EG: Aslında Caner Anar zaten kendi çalışmalarını yapıyordu ve onun işleri sergi ile örtüşüyordu. Davet eder etmez de geldi. Gerçekten de açılışta farklı bir etki de yarattı bu birliktelik. Biz de böylece farklı sanat dallarının birlikteliğini video-fest sergisinde gösterdik. Etkinlikleri böylesi paslaşmalarla devam ettirmek istiyoruz. Örneğin ustalara saygı sergisinde biz de müziğin ustalarına saygı çerçevesinde bir çalışma ortaya koyabiliriz. Her zaman bir bütünlük ortaya koyamasak da eşzamanlılık yakalayabiliriz, diye düşünüyorum. Özellikle yeni-medya sanatı kapsamında görsel ve işitsel sanatların bir arada sunulabileceği, aralarında iletişim kurulabileceği bir planlama yaptık şimdiden. Sadece işin bürokratik kısmı kaldı. Planlarımızı hayata geçirdiğimiz takdirde bunun daha büyük bir festivale dönüşeceğini düşünüyorum çünkü İzmir’de böyle bir açlık da var. Öte yandan daha bütünleyici bir şey oluşturmak istiyoruz. Örneğin Anıl Piyancı rap yapan bir arkadaşımız. Gelip sergide kendi müziğini oluşturabilir. Bir dönem Grafiti ile rap müziğin sokağa ait oluşlarıyla bütünleşmesi gibi bugün de farklı yaratımlar birbirlerinden beslenerek başka bir bütünlük oluşturabilirler.
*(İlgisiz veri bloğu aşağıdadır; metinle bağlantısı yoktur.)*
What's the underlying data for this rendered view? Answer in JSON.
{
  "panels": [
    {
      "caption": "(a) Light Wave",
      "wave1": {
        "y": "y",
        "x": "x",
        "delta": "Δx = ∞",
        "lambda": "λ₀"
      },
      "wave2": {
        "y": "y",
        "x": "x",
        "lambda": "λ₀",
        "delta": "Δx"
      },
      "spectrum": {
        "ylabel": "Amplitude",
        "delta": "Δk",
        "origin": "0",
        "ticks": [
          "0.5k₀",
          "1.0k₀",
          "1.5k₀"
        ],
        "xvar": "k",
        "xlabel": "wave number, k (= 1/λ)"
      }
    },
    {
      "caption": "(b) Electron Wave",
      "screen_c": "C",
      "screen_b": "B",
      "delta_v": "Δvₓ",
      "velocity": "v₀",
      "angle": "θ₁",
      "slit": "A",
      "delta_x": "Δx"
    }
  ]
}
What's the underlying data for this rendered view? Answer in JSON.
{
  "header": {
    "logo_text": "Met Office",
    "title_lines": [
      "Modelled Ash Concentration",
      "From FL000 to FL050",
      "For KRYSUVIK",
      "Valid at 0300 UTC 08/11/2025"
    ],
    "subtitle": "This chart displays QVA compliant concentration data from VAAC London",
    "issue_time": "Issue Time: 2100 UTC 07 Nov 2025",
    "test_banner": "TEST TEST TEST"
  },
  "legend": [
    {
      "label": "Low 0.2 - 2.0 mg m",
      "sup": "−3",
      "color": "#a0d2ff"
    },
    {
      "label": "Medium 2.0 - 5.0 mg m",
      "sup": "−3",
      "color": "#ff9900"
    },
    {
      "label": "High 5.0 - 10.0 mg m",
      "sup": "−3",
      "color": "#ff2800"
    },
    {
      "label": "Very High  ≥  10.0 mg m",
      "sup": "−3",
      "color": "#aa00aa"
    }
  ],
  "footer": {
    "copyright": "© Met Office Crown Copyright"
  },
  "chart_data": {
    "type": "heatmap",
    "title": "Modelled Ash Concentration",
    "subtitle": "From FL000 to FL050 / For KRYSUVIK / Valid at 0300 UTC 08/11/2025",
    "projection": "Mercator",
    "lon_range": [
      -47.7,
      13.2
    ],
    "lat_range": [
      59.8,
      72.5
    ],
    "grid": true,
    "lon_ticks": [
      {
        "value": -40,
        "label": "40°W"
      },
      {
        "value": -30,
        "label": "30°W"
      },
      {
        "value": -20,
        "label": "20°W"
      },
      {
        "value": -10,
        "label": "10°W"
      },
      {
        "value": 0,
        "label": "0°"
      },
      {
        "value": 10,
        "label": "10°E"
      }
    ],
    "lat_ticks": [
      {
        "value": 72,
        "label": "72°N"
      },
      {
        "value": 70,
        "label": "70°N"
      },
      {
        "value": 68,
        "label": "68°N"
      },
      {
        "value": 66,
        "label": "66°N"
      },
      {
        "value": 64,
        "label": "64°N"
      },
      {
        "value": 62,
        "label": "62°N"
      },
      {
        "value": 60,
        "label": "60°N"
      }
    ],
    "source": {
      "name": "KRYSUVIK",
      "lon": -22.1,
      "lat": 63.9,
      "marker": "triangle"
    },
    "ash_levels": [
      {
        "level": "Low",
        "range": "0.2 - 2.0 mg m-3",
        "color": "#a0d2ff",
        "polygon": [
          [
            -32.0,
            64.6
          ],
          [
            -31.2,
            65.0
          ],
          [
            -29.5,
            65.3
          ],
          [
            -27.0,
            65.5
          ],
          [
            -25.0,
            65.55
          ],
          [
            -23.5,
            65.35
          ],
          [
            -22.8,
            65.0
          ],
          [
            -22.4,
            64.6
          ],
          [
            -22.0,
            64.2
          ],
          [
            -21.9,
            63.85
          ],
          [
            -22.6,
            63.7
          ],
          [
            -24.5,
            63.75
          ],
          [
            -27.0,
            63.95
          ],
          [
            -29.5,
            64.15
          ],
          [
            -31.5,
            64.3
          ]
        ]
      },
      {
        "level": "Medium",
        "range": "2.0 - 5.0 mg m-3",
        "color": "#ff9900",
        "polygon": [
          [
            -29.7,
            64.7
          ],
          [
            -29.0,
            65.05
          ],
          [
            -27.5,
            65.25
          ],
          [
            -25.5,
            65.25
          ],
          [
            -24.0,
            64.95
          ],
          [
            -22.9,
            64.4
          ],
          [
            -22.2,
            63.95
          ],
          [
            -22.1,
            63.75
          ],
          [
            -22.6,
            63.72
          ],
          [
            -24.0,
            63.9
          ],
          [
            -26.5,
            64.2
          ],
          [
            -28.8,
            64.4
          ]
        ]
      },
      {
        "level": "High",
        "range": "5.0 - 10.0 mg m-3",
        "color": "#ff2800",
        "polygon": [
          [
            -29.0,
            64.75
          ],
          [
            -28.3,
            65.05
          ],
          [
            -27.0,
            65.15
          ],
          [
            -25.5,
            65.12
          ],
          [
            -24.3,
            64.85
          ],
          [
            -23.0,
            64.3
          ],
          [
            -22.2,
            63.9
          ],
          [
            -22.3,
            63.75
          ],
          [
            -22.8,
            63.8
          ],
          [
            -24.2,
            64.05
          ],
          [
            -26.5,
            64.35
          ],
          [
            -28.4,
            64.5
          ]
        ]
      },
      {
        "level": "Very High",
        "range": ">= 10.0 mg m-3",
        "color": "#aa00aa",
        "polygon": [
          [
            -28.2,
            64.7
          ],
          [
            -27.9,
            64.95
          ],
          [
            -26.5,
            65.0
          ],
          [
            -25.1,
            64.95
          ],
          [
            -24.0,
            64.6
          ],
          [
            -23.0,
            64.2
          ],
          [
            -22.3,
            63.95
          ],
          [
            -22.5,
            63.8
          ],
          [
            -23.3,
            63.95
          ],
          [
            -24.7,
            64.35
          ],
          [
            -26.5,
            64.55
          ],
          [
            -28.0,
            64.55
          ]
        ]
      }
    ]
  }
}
NY: Farklı alanlarda üreten sanatçıların bir araya gelmesi bir sinerji yaratır kuşkusuz. Hatta olası bir kısırlaşmayı engelleyip üretimi de etkileyecektir bu tavır.

EG: Aslında ben üretimde sorun olduğunu düşünmüyorum. Birçok kişi söz ettiğiniz kısırlaşmayı yaşamıyor. Üretim var ama kafalarımızın içinde kalıyor. Çünkü bunu sergileyecek, gösterecek alanlar olması, bunun için de gerek kamu alanında gerek özel sektörde finansörlerin bu işi ciddiye alması gerek. Ciddi dediğimizde takım elbiseli bürokrasiyi algılıyoruz biz. Sanat o kadar da değilmiş gibi geliyor. Batman baskılı bir tişörtüm var, bazen onu giyerim ve insanlara bu karakteri tanıyıp tanımadıklarını sorarım. Herkes tanır tabii. Öte yandan sokaklarda kötülerle dövüşen bir süper kahramandır Batman ve ciddi bir iştir. Onun tişörte basılması bir finans yaratıldığı ve hatta kültür ihraç edildiği anlamına gelir. Peki, biz bu filmin yönetmenini buraya getirebilir miyiz? Ya da müziklerini yapan Hans Zimmer’a konser verdirebilir miyiz? Yapamıyorsak aslında ciddiyetsiziz. Aslında İzmir’de büyük bir potansiyel var ama dediğim gibi finansörlerin buraya bakmaları, gerçekten ciddiye almaları gerek.

* “Ahmed Adnan Saygun Sanat Merkezi (AASSM), sanata dair uzun soluklu bir düşün gerçeğe dönüşmesi” cümlesiyle başlıyor merkezin web sitesindeki tanıtımı.